Yeah, I mean, some people didn't like it because you have to build things. How did you find that aspect?
I liked that. Because you know what I mean? What Nintendo is so good at is catering to people who don't quite grasp how to play video games very well. And then it's not a handhold type thing, but it's a slow process because it's such a huge game, right? There's so much to try to wrap your head around. But it gives you the time to develop the skills to do it.
So by the time you end up getting to a point where it's a necessity, you find yourself being really good at it. It's a good game because it makes you feel smart. It made me feel like I was figuring stuff out. And it gives you so much freedom to just do whatever the hell you want. And it’s awesome.
You mentioned having to work a lot growing up. How did you find time to play Tears of the Kingdom this year? I know it's a pretty long game.
It was a long game for sure. I've been in New York doing a lot of theater so I've been more on a schedule. My schedule has been a lot more predictable recently, which has been a lot easier. So I've been able to find time just throughout the day, lunch break, and at home after shows and stuff, which has always been easy. I can just pop it in my bag and then we're good to go.
One thing you did mention in your recent Variety interview about the movie is that the characters don't really talk in the game. I'm not sure how they're gonna make it in the movie. What do you think?
There's so much we don't know about the vibe of what they're gonna go for. Who knows if they’re going to change it up? Who knows if it's going to stick to form with that?
Something that's super visually oriented, if they were to explore something with minimal dialogue, that’s not something that people usually see in a film format, especially live-action, so that could be cool. I'm hoping that they do something interesting and offbeat. I think you have to.
Is there a particular plot from the games that you want to see them adapt?
I hope they grow from what they've done. What I loved about Breath of the Wild and Tears of the Kingdom was how vague it was in the context of the timelines and where they sat. I think it could be cool if they kept it vague. A lot of people are super partial to certain games. If they can cater to most of them, I think that would probably be the most fun. I have no clue though, I'm not a screenwriter.

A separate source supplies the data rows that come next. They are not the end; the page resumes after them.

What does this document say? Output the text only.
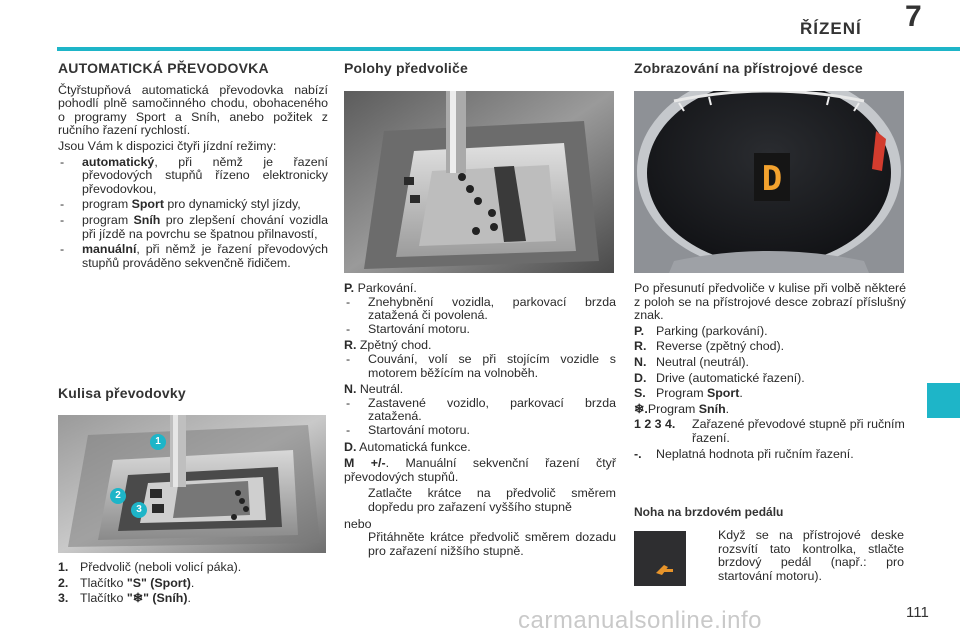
ŘÍZENÍ 7
AUTOMATICKÁ PŘEVODOVKA

Čtyřstupňová automatická převodovka nabízí pohodlí plně samočinného chodu, obohaceného o programy Sport a Sníh, anebo požitek z ručního řazení rychlostí.

Jsou Vám k dispozici čtyři jízdní režimy:

- automatický, při němž je řazení převodových stupňů řízeno elektronicky převodovkou,
- program Sport pro dynamický styl jízdy,
- program Sníh pro zlepšení chování vozidla při jízdě na povrchu se špatnou přilnavostí,
- manuální, při němž je řazení převodových stupňů prováděno sekvenčně řidičem.
Kulisa převodovky
1
2
3
1. Předvolič (neboli volicí páka).
2. Tlačítko "S" (Sport).
3. Tlačítko "❄" (Sníh).
Polohy předvoliče
P. Parkování.
- Znehybnění vozidla, parkovací brzda zatažená či povolená.
- Startování motoru.
R. Zpětný chod.
- Couvání, volí se při stojícím vozidle s motorem běžícím na volnoběh.
N. Neutrál.
- Zastavené vozidlo, parkovací brzda zatažená.
- Startování motoru.
D. Automatická funkce.
M +/-. Manuální sekvenční řazení čtyř převodových stupňů.
Zatlačte krátce na předvolič směrem dopředu pro zařazení vyššího stupně
nebo
Přitáhněte krátce předvolič směrem dozadu pro zařazení nižšího stupně.
Zobrazování na přístrojové desce
D

Po přesunutí předvoliče v kulise při volbě některé z poloh se na přístrojové desce zobrazí příslušný znak.

P. Parking (parkování).
R. Reverse (zpětný chod).
N. Neutral (neutrál).
D. Drive (automatické řazení).
S. Program Sport.
❄. Program Sníh.
1 2 3 4.	Zařazené převodové stupně při ručním řazení.
-.	Neplatná hodnota při ručním řazení.
Noha na brzdovém pedálu
Když se na přístrojové deske rozsvítí tato kontrolka, stlačte brzdový pedál (např.: pro startování motoru).
carmanualsonline.info	111
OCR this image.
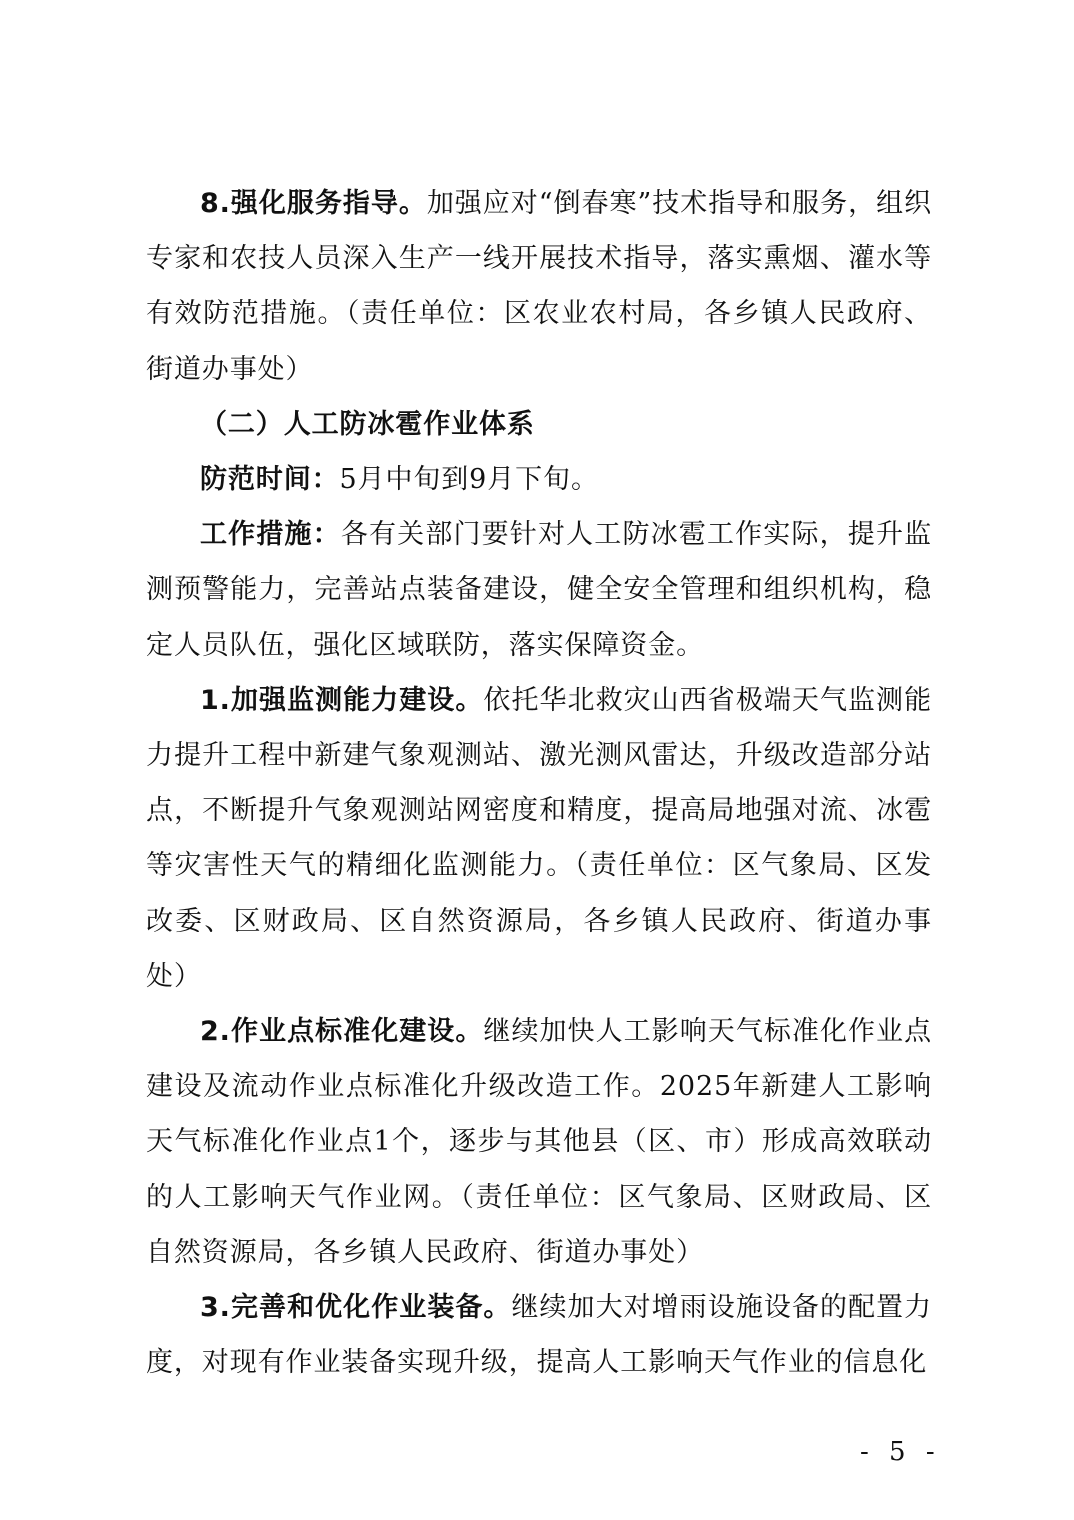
8.强化服务指导。加强应对“倒春寒”技术指导和服务，组织专家和农技人员深入生产一线开展技术指导，落实熏烟、灌水等有效防范措施。（责任单位：区农业农村局，各乡镇人民政府、街道办事处）

（二）人工防冰雹作业体系

防范时间：5月中旬到9月下旬。

工作措施：各有关部门要针对人工防冰雹工作实际，提升监测预警能力，完善站点装备建设，健全安全管理和组织机构，稳定人员队伍，强化区域联防，落实保障资金。

1.加强监测能力建设。依托华北救灾山西省极端天气监测能力提升工程中新建气象观测站、激光测风雷达，升级改造部分站点，不断提升气象观测站网密度和精度，提高局地强对流、冰雹等灾害性天气的精细化监测能力。（责任单位：区气象局、区发改委、区财政局、区自然资源局，各乡镇人民政府、街道办事处）

2.作业点标准化建设。继续加快人工影响天气标准化作业点建设及流动作业点标准化升级改造工作。2025年新建人工影响天气标准化作业点1个，逐步与其他县（区、市）形成高效联动的人工影响天气作业网。（责任单位：区气象局、区财政局、区自然资源局，各乡镇人民政府、街道办事处）

3.完善和优化作业装备。继续加大对增雨设施设备的配置力度，对现有作业装备实现升级，提高人工影响天气作业的信息化

- 5 -
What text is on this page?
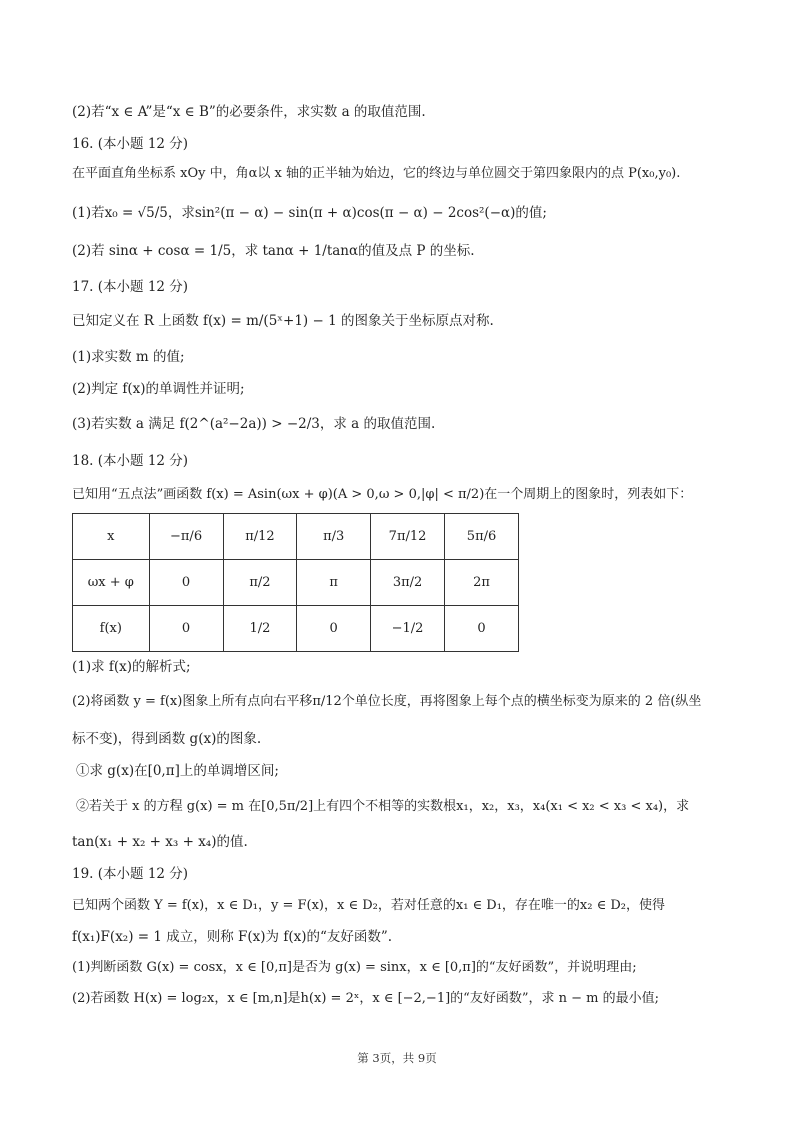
(2)若“x ∈ A”是“x ∈ B”的必要条件，求实数 a 的取值范围.
16. (本小题 12 分)
在平面直角坐标系 xOy 中，角α以 x 轴的正半轴为始边，它的终边与单位圆交于第四象限内的点 P(x₀,y₀).
(1)若x₀ = √5/5，求sin²(π − α) − sin(π + α)cos(π − α) − 2cos²(−α)的值;
(2)若 sinα + cosα = 1/5，求 tanα + 1/tanα的值及点 P 的坐标.
17. (本小题 12 分)
已知定义在 R 上函数 f(x) = m/(5ˣ+1) − 1 的图象关于坐标原点对称.
(1)求实数 m 的值;
(2)判定 f(x)的单调性并证明;
(3)若实数 a 满足 f(2^(a²−2a)) > −2/3，求 a 的取值范围.
18. (本小题 12 分)
已知用“五点法”画函数 f(x) = Asin(ωx + φ)(A > 0,ω > 0,|φ| < π/2)在一个周期上的图象时，列表如下：
x	−π/6	π/12	π/3	7π/12	5π/6
ωx + φ	0	π/2	π	3π/2	2π
f(x)	0	1/2	0	−1/2	0
(1)求 f(x)的解析式;
(2)将函数 y = f(x)图象上所有点向右平移π/12个单位长度，再将图象上每个点的横坐标变为原来的 2 倍(纵坐
标不变)，得到函数 g(x)的图象.
①求 g(x)在[0,π]上的单调增区间;
②若关于 x 的方程 g(x) = m 在[0,5π/2]上有四个不相等的实数根x₁，x₂，x₃，x₄(x₁ < x₂ < x₃ < x₄)，求
tan(x₁ + x₂ + x₃ + x₄)的值.
19. (本小题 12 分)
已知两个函数 Y = f(x)，x ∈ D₁，y = F(x)，x ∈ D₂，若对任意的x₁ ∈ D₁，存在唯一的x₂ ∈ D₂，使得
f(x₁)F(x₂) = 1 成立，则称 F(x)为 f(x)的“友好函数”.
(1)判断函数 G(x) = cosx，x ∈ [0,π]是否为 g(x) = sinx，x ∈ [0,π]的“友好函数”，并说明理由;
(2)若函数 H(x) = log₂x，x ∈ [m,n]是h(x) = 2ˣ，x ∈ [−2,−1]的“友好函数”，求 n − m 的最小值;
第 3页，共 9页
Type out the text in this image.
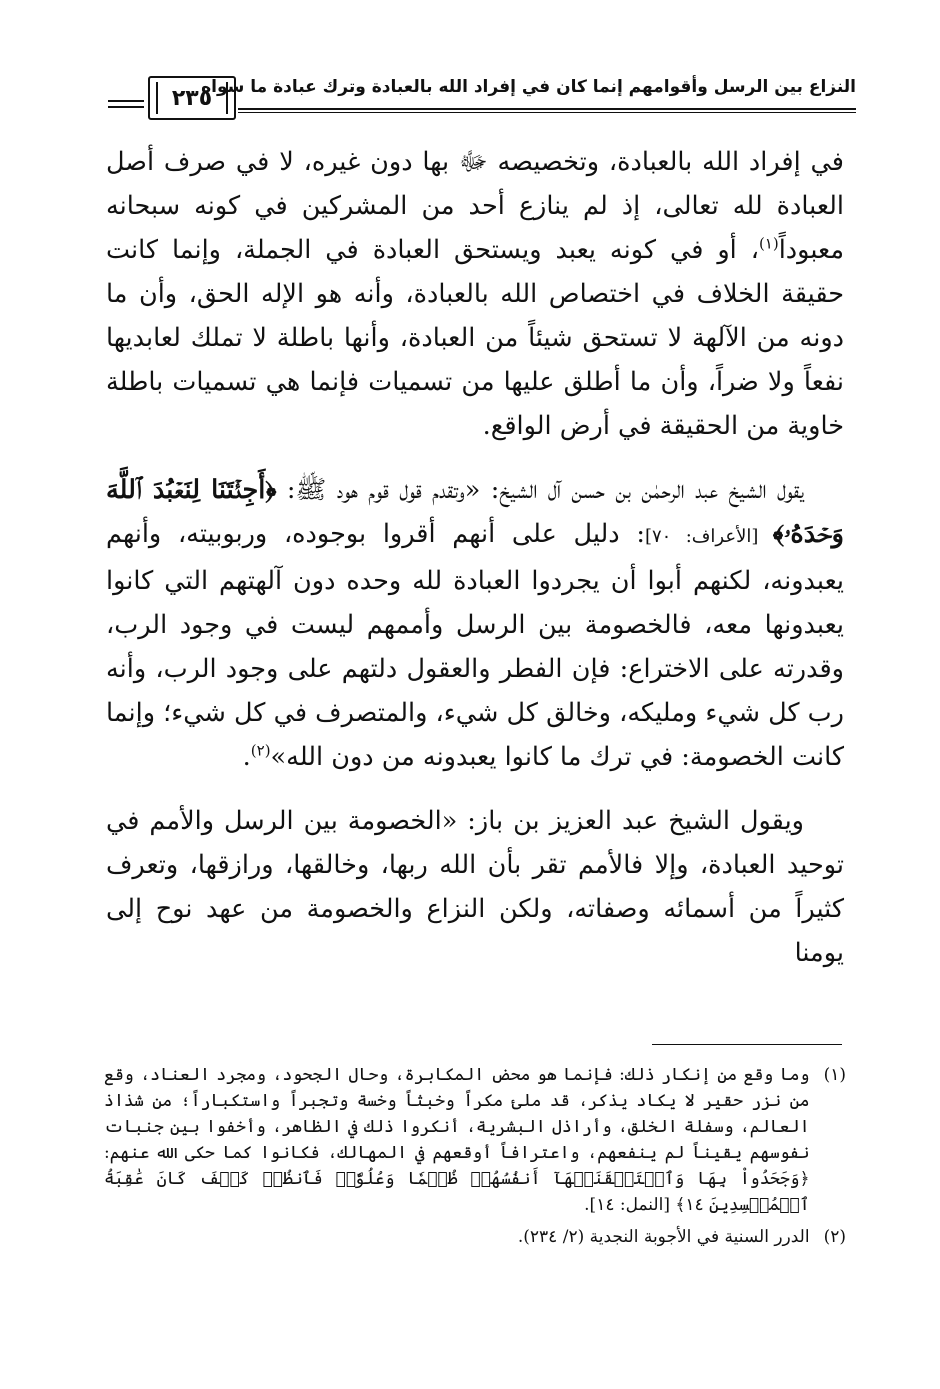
٢٣٥
النزاع بين الرسل وأقوامهم إنما كان في إفراد الله بالعبادة وترك عبادة ما سواه

في إفراد الله بالعبادة، وتخصيصه ﷻ بها دون غيره، لا في صرف أصل العبادة لله تعالى، إذ لم ينازع أحد من المشركين في كونه سبحانه معبوداً$^{(١)}$، أو في كونه يعبد ويستحق العبادة في الجملة، وإنما كانت حقيقة الخلاف في اختصاص الله بالعبادة، وأنه هو الإله الحق، وأن ما دونه من الآلهة لا تستحق شيئاً من العبادة، وأنها باطلة لا تملك لعابديها نفعاً ولا ضراً، وأن ما أطلق عليها من تسميات فإنما هي تسميات باطلة خاوية من الحقيقة في أرض الواقع.

يقول الشيخ عبد الرحمٰن بن حسن آل الشيخ: «وتقدم قول قوم هود ﷺ: ﴿أَجِئۡتَنَا لِنَعۡبُدَ ٱللَّهَ وَحۡدَهُۥ﴾ [الأعراف: ٧٠]: دليل على أنهم أقروا بوجوده، وربوبيته، وأنهم يعبدونه، لكنهم أبوا أن يجردوا العبادة لله وحده دون آلهتهم التي كانوا يعبدونها معه، فالخصومة بين الرسل وأممهم ليست في وجود الرب، وقدرته على الاختراع: فإن الفطر والعقول دلتهم على وجود الرب، وأنه رب كل شيء ومليكه، وخالق كل شيء، والمتصرف في كل شيء؛ وإنما كانت الخصومة: في ترك ما كانوا يعبدونه من دون الله»$^{(٢)}$.

ويقول الشيخ عبد العزيز بن باز: «الخصومة بين الرسل والأمم في توحيد العبادة، وإلا فالأمم تقر بأن الله ربها، وخالقها، ورازقها، وتعرف كثيراً من أسمائه وصفاته، ولكن النزاع والخصومة من عهد نوح إلى يومنا

(١)
وما وقع من إنكار ذلك: فإنما هو محض المكابرة، وحال الجحود، ومجرد العناد، وقع من نزر حقير لا يكاد يذكر، قد ملئ مكراً وخبثاً وخسة وتجبراً واستكباراً؛ من شذاذ العالم، وسفلة الخلق، وأراذل البشرية، أنكروا ذلك في الظاهر، وأخفوا بين جنبات نفوسهم يقيناً لم ينفعهم، واعترافاً أوقعهم في المهالك، فكانوا كما حكى الله عنهم: ﴿وَجَحَدُواْ بِهَا وَٱسۡتَيۡقَنَتۡهَآ أَنفُسُهُمۡ ظُلۡمٗا وَعُلُوّٗاۚ فَٱنظُرۡ كَيۡفَ كَانَ عَٰقِبَةُ ٱلۡمُفۡسِدِينَ ١٤﴾ [النمل: ١٤].

(٢)
الدرر السنية في الأجوبة النجدية (٢/ ٢٣٤).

Who do you think should play Link? Do you have any thoughts?
I honestly hope it's somebody we've never seen before.
Would you want to play Link?
I would absolutely butcher it. No. I know for a fact that that would be a terrible idea.
No, thank you. I couldn’t do it. Because it’s so loved, I don't want to touch it. I just want to continue to love it from my couch or a plane. And that's where I found my love in playing the games and just with Nintendo, in general. I think I just would like to observe it as an appreciator, but I don't think that it would be something I'd like to tackle and I don't think I'd be very good at it.
Can you say a little bit more on that? You wouldn't be in the movie at all or you wouldn't play Link?
Oh, I know I wouldn't play Link. But dude, give me the call and I’ll see what happens! Who knows? But I’m stoked to just see what they do. I mean, the games are undoubtedly some of the best of all time, if not truly the best video game series of all time. So it's going to be something to tackle for sure. It’s always hit or miss with making video game movies in general, but I feel like they've been getting really good at it. They've been able to figure it out. And it's a medium that people are just getting better at in general. So I know it's in good hands and it should be really, really good. I can't wait to see what comes of it.